** Friends, I’m not a weight loss coach. I take a weight-neutral approach in my work, which means I advocate for you to thrive in your life with your body at any size.
In this post, I am talking about the complexity of weight loss. I’m not advocating for weight loss or sharing with you tips or tricks on how to lose weight. I’m not implying you need to lose weight. **
In my early 30’s I joined a commercial diet plan and lost a good deal of weight in a short time.
This was right around my birthday, so my husband took me on a shopping spree. I got to “celebrate” my smaller body with cute clothes.
Everyone noticed, including my step-father who said “Tara, there isn’t going to be much left of you.”
Thanks to diet culture, we’ve learned to celebrate and acknowledge weight loss and thin bodies. Way to go, they say, keep up the good work. You look so beautiful, they say.
You know all of this and probably have experienced it first hand.
Yet, the impact of these comments goes deeper than you imagine.
What we likely hear is, what was wrong with my body before I lost weight? Was I that disgusting before?
But, we also FEEL the watchful eyes on our bodies. As they notice our body weight, we immediately feel judged. Even if their comments seem kind and encouraging. The comments imply that our thin body is worth more than our bigger body.
When it felt like all eyes were on me (after weight loss), I was on high alert. I was anticipating the next comment and trying to be prepared. When I wasn’t expecting it, the comment would arrive and I wish I could cover my head, pull my knees to my chest and hide under a blanket.
Our body knows when it’s being judged. Now I know what was happening to me. My body was in a state of fight and freeze.
Comments on your body or comments made to you about other bodies likely put you on high alert, make you feel judged, and trigger a shame response.
A shame response is how your body reacts when it perceives a threat and tries to keep you safe (fight/ flight or freeze).
As you’ve been living in this dynamic for most of your life, in the back of your mind you may be thinking, I need to lose weight. I want to drop 10 pounds. I want to finally get thinner.
But, is it safe for you to lose weight?
No. It’s not.
A part of you may be saying:
Don’t see me because I’m not lovable the way I am.
Don’t see me because I’m not safe when you see me.
This is why weight loss is so complex.
Because there is a part of your mind and body that knows that your thinner body will only get more attention. It may be “positive” attention on the surface, but it’s still judgment.

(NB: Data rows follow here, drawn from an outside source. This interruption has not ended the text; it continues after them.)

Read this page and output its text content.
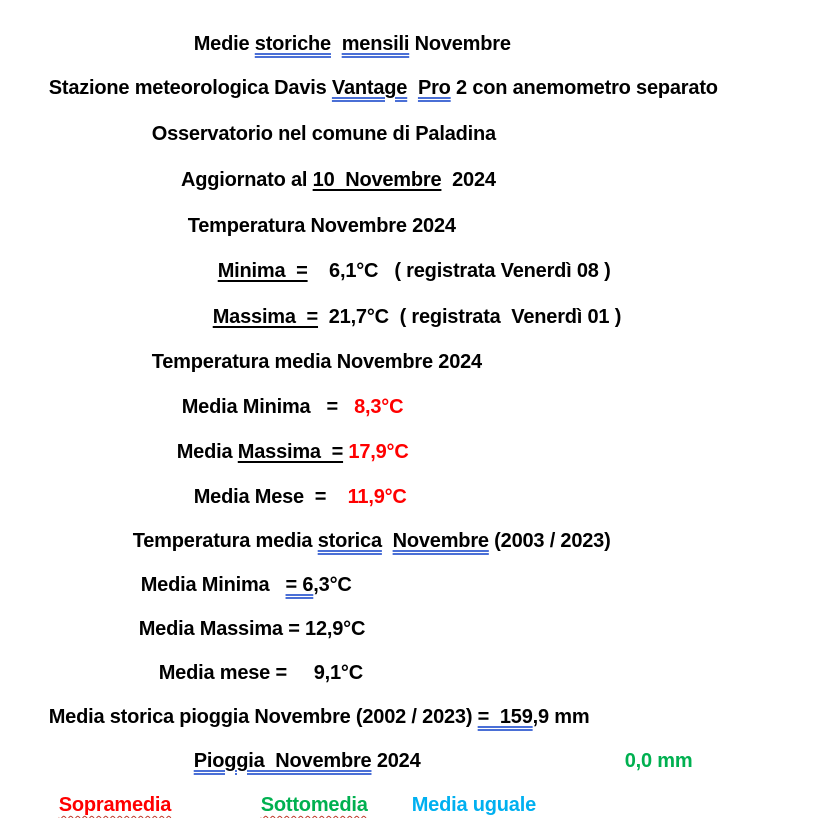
Medie storiche mensili Novembre

Stazione meteorologica Davis Vantage Pro 2 con anemometro separato

Osservatorio nel comune di Paladina

Aggiornato al 10  Novembre  2024

Temperatura Novembre 2024

Minima  =    6,1°C   ( registrata Venerdì 08 )

Massima  =  21,7°C  ( registrata  Venerdì 01 )

Temperatura media Novembre 2024

Media Minima   =   8,3°C

Media Massima  = 17,9°C

Media Mese  =    11,9°C

Temperatura media storica Novembre (2003 / 2023)

Media Minima   = 6,3°C

Media Massima = 12,9°C

Media mese =     9,1°C

Media storica pioggia Novembre (2002 / 2023) =  159,9 mm

Pioggia  Novembre 2024	0,0 mm

Sopramedia	Sottomedia	Media uguale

And that attention doesn’t create safety in your body. It does the opposite. It creates fear. When we feel fear, our nervous system automatically responds. We can’t override it, no matter how hard we try.
There is a good chance that you’ve been blaming yourself for your weight loss failures. You may be wondering if you just haven't found the right diet yet that will work for you. You’ve been wondering how to find more discipline and motivation to eat the “right” way.
Besides the fact that 95% of diets only lead to weight gain in the long term, you’ve likely been living with inner conflict around being safely seen in your body.
Every human wants to be seen, and feel loved, just the way they are.
Diet culture convinces us that weight loss is the way to feel loved. But the only way to feel loved is to live and feel safe in our bodies.